Отец, утопая в заботах и хлопотах, редко брал в руки гармонь, а ныне в кои-то веки дорвался: играл и пел, глуша похмельные муки песней, и томила отца одна кручинушка: когда же, дышло ей в рот, откроется треклятая винная лавка, где бы взять четушечку и поправить дурную башку. Иначе же пропадёшь, словно ямщик в степи метельной…

– Вся душа-а-а д-моя пыла-а-ает, вся душа-а д-моя гори-ит... –  лихо пропел отец, а мать, перемывая посуду на кухне, согласно кивала головой:

– Чо верно, то верно, горит душа твоя, винопивец. Да зашлась бы синем полымем, до пепла прогорела бы и раздулась ветром...
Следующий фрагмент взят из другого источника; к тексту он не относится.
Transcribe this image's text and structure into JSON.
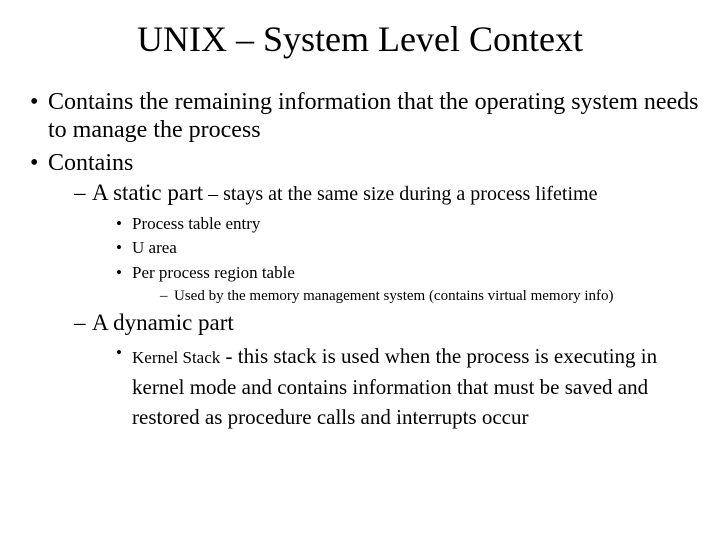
{
  "title": "UNIX – System Level Context",
  "b1": "Contains the remaining information that the operating system needs to manage the process",
  "b2": "Contains",
  "s1_main": "A static part",
  "s1_suffix": " – stays at the same size during a process lifetime",
  "s1_i1": "Process table entry",
  "s1_i2": "U area",
  "s1_i3": "Per process region table",
  "s1_i3_sub": "Used by the memory management system (contains virtual memory info)",
  "s2_main": "A dynamic part",
  "s2_i1_lead": "Kernel Stack",
  "s2_i1_rest": " - this stack is used when the process is executing in kernel mode and contains information that must be saved and restored as procedure calls and interrupts occur"
}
Отец после игривых переборов, вдруг затеял иную песню:

 

Дайте в руки мне гармонь,

Золотые планки!

Парень девушку домой,

Провожал с гулянки.

 

– Н-но, ишо не чище, – покосилась мать в горницу да вдруг, словно помянув девьи лета, улыбнулась, и коль губы, скорбно поджатые, не привадились часто казать улыбку, то и улыбка – редкий гостинец, будто на лице после ночного сумрака заалела утренняя зоря. Ваня глянул и, вро­де, не признал мать …словно отвернулся, а мать под­менили… столь помолодела, разгладилась лицом, узрев повеселевшими глазами песенные дали.  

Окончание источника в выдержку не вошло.